In summary, Gaussian Naive Bayes classification works by estimating the parameters of Gaussian distributions for each class and each feature during training, and then using these distributions to calculate the posterior probability of each class given the features of a new instance during prediction. It's a simple yet powerful classifier, especially suitable for datasets with continuous features.

In [4]:
iris = datasets.load_iris()
X = iris.data
Y = iris.target
X_train , X_test , Y_train , Y_test = train_test_split(X,Y)

In [5]:
model = GaussianNB()
model.fit(X_train,Y_train)

In [6]:
predicted = model.predict(X_test)
expected = Y_test
metrics.accuracy_score(expected, predicted)

0.9210526315789473

Let's illustrate Gaussian Naive Bayes classification with a simple numerical example.
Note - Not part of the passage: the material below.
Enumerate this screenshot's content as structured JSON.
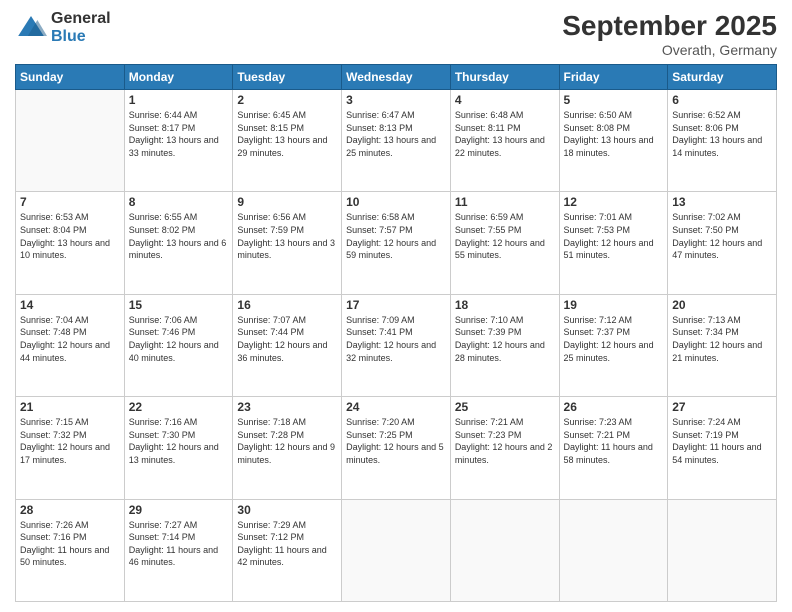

Suppose we have a dataset with two continuous features (X1 and X2) and two classes (Class 0 and Class 1). We'll assume that the features follow a Gaussian distribution within each class.

### Dataset:
```
Class 0:
(1, 1), (1, 2), (2, 1)

Class 1:
(4, 4), (4, 5), (5, 4)
```

### Training Phase:
1. **Calculate Mean and Variance:**
   - For each feature (X1 and X2) and each class, calculate the mean and variance.

```
Class 0:
  Mean(X1) = (1+1+2)/3 = 4/3
  Variance(X1) = ((1-4/3)^2 + (1-4/3)^2 + (2-4/3)^2)/3 = 1/3
  Mean(X2) = (1+2+1)/3 = 4/3
  Variance(X2) = ((1-4/3)^2 + (2-4/3)^2 + (1-4/3)^2)/3 = 1/3

Class 1:
  Mean(X1) = (4+4+5)/3 = 13/3
  Variance(X1) = ((4-13/3)^2 + (4-13/3)^2 + (5-13/3)^2)/3 = 1/3
  Mean(X2) = (4+5+4)/3 = 13/3
  Variance(X2) = ((4-13/3)^2 + (5-13/3)^2 + (4-13/3)^2)/3 = 1/3
```

### Prediction Phase:
Suppose we have a new instance with features (3, 3).

1. **Calculate Likelihood:**
   - For each class, calculate the likelihood of the features using the Gaussian probability density function.

```
Class 0:
  Likelihood(X1=3) = (1/sqrt(2π*1/3)) * exp(-((3-4/3)^2)/(2*1/3)) ≈ 0.7979
  Likelihood(X2=3) = (1/sqrt(2π*1/3)) * exp(-((3-4/3)^2)/(2*1/3)) ≈ 0.7979
  P(X|Class 0) ≈ 0.7979 * 0.7979 ≈ 0.6365

Class 1:
  Likelihood(X1=3) = (1/sqrt(2π*1/3)) * exp(-((3-13/3)^2)/(2*1/3)) ≈ 0.0912
  Likelihood(X2=3) = (1/sqrt(2π*1/3)) * exp(-((3-13/3)^2)/(2*1/3)) ≈ 0.0912
  P(X|Class 1) ≈ 0.0912 * 0.0912 ≈ 0.0083
```

2. **Calculate Prior:**
   - Suppose equal prior probabilities for each class: \( P(Class 0) = P(Class 1) = 0.5 \).

3. **Calculate Posterior:**
   - Using Bayes' theorem, calculate the posterior probability of each class.

```
P(Class 0|X) ≈ (0.5 * 0.6365) / ((0.5 * 0.6365) + (0.5 * 0.0083)) ≈ 0.987
P(Class 1|X) ≈ (0.5 * 0.0083) / ((0.5 * 0.6365) + (0.5 * 0.0083)) ≈ 0.013
```

### Prediction:
Since \( P(Class 0|X) > P(Class 1|X) \), the model predicts Class 0 for the new instance (3, 3).

In this example, we trained a Gaussian Naive Bayes classifier using a simple dataset with two classes and two continuous features. We then used the trained classifier to predict the class of a new instance based on its features.